Ahead of this week’s hearings, the House Committee on Oversight and Reform released the findings of an eight-month internal investigation, which determined that Snyder conducted a “shadow investigation” into allegations that his organization regularly sexually harassed employees. As attorney Beth Wilkinson investigated the Commanders, Snyder and his lawyers reportedly compiled a 100-slide dossier that “appears to be based on private text messages, emails, phone logs and call transcripts, and social media posts from nearly 50 individuals,” intended to convey that there was a conspiracy to damage his name.

Well, he’s done quite a bit of that all on his own. The House committee’s 29-page memo, which is supported by 600 more pages of depositions, paints a picture of the franchise Snyder ran for years — one where the team’s former chief operating officer, David Pauken, was summoned to Snyder’s box before games and asked if he was gay or not. After all, if he was straight, he wouldn’t have hired such “ugly” cheerleaders (in Snyder’s astute estimation).

From these reports, Snyder is shown as being the captain of a manipulative, misogynistic dumpster fire for years, where employees were routinely groped, then either paid hush money or intimidated from ever reporting the abuse. For good measure, he routinely underreported ticket sales to the NFL and the IRS, as part of an operation that screwed over devoted fans (they had to buy tickets from third-party sites that Commanders top brass sold seats to), and ensured the team would pay less to the NFL’s visiting team fund.

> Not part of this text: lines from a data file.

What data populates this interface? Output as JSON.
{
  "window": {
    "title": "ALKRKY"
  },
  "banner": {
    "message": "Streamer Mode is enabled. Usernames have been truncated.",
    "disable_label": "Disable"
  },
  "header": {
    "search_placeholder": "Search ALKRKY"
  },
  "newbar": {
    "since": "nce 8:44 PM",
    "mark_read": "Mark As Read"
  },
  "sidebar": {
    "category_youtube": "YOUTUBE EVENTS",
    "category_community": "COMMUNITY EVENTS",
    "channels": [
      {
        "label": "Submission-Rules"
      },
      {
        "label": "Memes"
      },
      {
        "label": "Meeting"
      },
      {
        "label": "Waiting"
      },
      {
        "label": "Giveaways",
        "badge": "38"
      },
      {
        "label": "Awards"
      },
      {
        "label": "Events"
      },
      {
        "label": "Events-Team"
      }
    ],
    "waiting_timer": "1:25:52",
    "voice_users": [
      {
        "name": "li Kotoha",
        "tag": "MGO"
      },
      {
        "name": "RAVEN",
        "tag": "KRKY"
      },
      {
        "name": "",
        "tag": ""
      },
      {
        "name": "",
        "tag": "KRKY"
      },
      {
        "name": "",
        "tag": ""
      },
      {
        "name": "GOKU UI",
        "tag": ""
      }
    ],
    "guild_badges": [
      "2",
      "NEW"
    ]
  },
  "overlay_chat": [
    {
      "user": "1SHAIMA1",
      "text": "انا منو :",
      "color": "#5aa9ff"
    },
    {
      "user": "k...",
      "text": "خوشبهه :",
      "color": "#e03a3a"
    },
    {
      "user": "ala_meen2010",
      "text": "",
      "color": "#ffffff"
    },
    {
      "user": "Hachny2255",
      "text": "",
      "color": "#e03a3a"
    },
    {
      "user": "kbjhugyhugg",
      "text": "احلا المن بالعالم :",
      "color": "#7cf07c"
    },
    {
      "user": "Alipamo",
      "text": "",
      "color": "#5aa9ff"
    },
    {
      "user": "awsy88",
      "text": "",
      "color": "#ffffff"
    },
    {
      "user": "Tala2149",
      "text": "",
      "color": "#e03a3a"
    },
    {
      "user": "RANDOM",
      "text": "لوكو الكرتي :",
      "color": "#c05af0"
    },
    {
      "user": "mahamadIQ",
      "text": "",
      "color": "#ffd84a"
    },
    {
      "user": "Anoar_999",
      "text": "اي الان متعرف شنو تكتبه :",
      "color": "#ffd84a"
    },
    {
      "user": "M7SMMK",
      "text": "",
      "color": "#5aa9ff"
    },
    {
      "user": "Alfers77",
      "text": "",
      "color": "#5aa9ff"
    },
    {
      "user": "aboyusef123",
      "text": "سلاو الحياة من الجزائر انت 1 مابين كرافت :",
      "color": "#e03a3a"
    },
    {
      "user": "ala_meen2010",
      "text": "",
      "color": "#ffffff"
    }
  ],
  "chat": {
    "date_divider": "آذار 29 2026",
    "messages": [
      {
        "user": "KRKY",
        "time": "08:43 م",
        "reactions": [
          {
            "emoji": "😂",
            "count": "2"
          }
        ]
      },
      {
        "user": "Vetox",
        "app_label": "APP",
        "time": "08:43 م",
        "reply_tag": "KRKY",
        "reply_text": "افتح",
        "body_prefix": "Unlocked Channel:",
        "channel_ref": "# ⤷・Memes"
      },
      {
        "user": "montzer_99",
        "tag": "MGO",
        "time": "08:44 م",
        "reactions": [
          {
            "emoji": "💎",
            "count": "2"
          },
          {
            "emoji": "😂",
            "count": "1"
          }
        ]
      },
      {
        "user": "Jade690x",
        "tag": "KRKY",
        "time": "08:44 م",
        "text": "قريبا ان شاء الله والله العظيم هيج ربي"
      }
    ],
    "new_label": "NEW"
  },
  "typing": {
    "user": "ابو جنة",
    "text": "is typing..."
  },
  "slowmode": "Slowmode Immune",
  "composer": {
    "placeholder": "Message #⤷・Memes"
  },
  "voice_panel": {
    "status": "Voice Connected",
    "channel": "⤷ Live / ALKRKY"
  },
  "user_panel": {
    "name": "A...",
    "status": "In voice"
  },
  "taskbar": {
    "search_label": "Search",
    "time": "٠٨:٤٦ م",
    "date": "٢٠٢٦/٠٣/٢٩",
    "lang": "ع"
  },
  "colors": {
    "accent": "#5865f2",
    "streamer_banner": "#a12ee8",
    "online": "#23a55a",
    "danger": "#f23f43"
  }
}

At this point, it’s obvious that Commissioner Roger Goodell should get rid of Snyder the way Snyder likes to get rid of trees. Rep. Rashida Tlaib broached the subject with Goodell yesterday, asking if the NFL is “willing to do more” to punish Snyder. After all, when Wilkinson briefed Goodell on her findings last year, the Commanders were only slapped with a $10 million fine. The organization has insisted ever since that its unsavory past is far behind them. And yet, Snyder refuses to testify at these hearings, instead citing “overseas business.” Congress plans to subpoena the owner in the coming days.

Ultimately, Goodell can’t remove Snyder. All he can do is a recommend a vote amongst the owners, which would require a three-quarters majority. That’s 24 out of 32 owners. A month ago, amidst unconfirmed reports that team owners were starting to “count votes,” Goodell said he was “not aware” of any plan to remove Snyder from the NFL. Yesterday, he reminded Congress of his limitations: “I don’t have the authority to remove him,” he said.

Perhaps, though, on an issue this large, where Goodell’s role is already somewhat questionable — he hasn’t released Wilkinson’s report for public consumption, citing privacy concerns — he should take a more resolute stance and work to push a bad actor out of his league. Snyder has been a thorn in the NFL’s side for far too long. He’s caused pain to individuals, communities, the Commanders fanbase, you name it. And while winning should never excuse bad behavior, Snyder is a loser, too — his lifetime executive record is 156-212-1.